И вот стоят русские пластинки, и одна за другой – она мне их даёт. И вдруг я вижу Бунина. Наверное, что-то у меня изобразилось, она говорит: что, редкая пластинка? Я говорю: единственная в мире. И тут же: можно переписать? Просто уже я боялся её выпустить. Она говорит: да, пожалуйста. И когда мы её поставили на проигрыватель, она не встала, её никто никогда не слушал, понимаете? Пришлось провернуть дырочку. Вот так, никто никогда не слушал эту пластинку.
Так мы услышали вторую пластинку Бунина.

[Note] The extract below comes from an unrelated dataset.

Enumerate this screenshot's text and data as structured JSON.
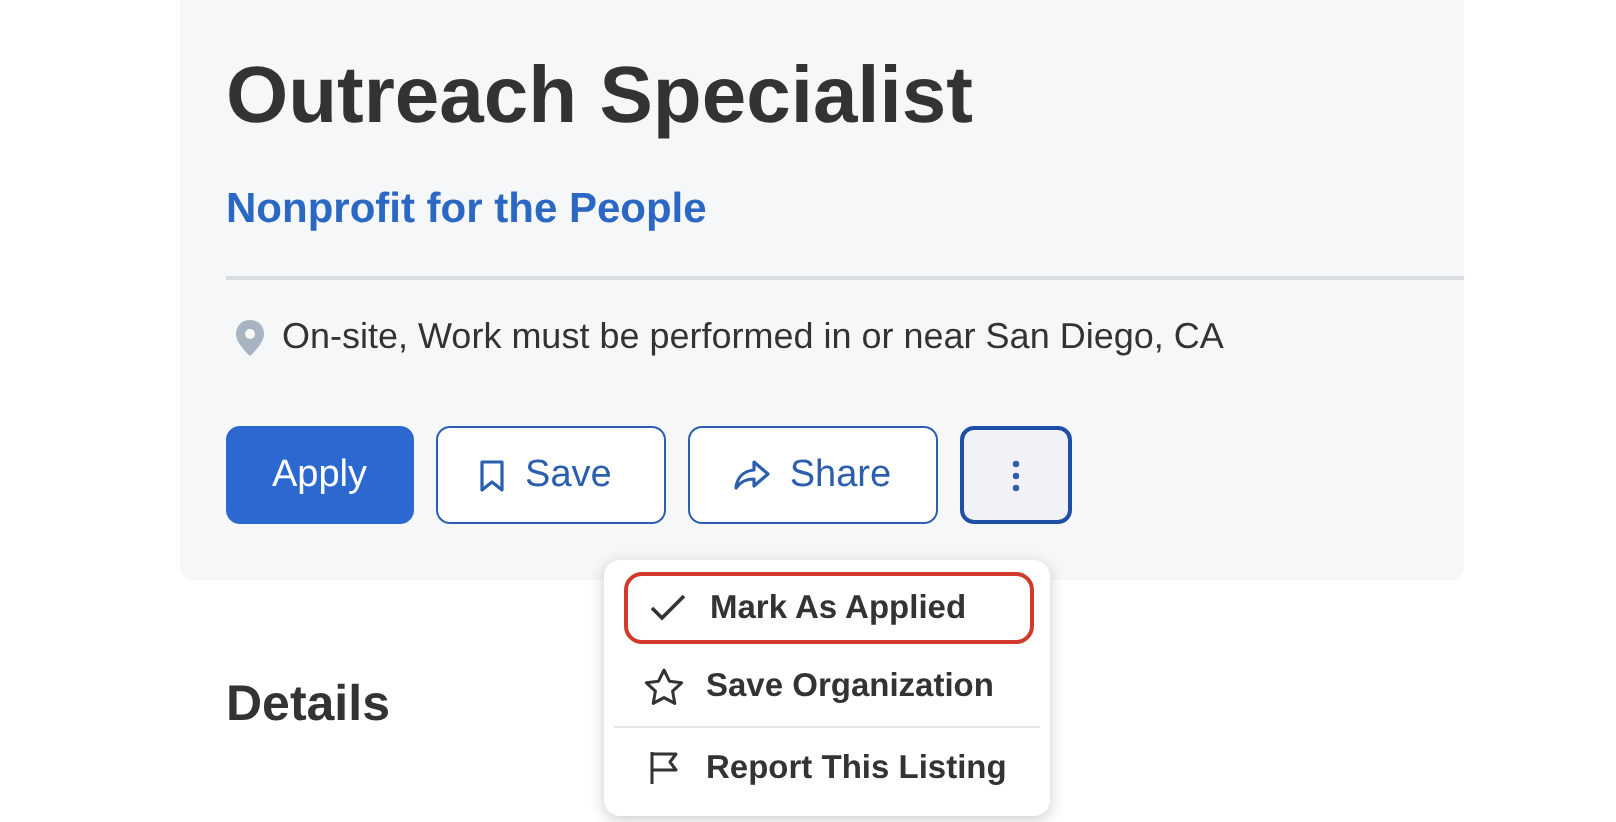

Кроме того, первая пластинка тоже там была. Мы услышали первую пластинку, самое лучшее звучание. Так что это была просто одна из самых звёздных минут для коллекционера.
А.Г. Какой из фрагментов пластинки Бунина мы сейчас можем послушать?
Л.Ш. Я хочу самое знаменитое «Одиночество», потому что его знают наизусть.
(Фрагмент из «Одиночества»).
Л.Ш. Мне показалось, что тут запись звучит чуточку медленнее, чем обычно, это может быть?
А.Г. Вряд ли.
Л.Ш. Вряд ли, да? Ну, значит, показалось.
А.Г. В этой медленности есть то, что потом в «Окаянных днях» стало просто очевидным. Совершенно. Есть такое отстранение от самого себя ещё минуту назад, такая дистанция между собой и собой – в этой интонации, о чём бы он ни говорил. Потрясающе.
Всё-таки я возвращаюсь к первому впечатлению, полученному от Багрицкого, от исполнения Блока. Я и Блока слышал тогда, на той пластинке, но это не произвело на меня должного впечатления, наверное, потому что и вникать тогда не очень хотелось, и запись была невысокого качества, и голос этот слабый, тонувший. А здесь такой мощный напор – вы в книге пишете, что по-настоящему поэзию, наверное, и поэта можно понять только со слуха.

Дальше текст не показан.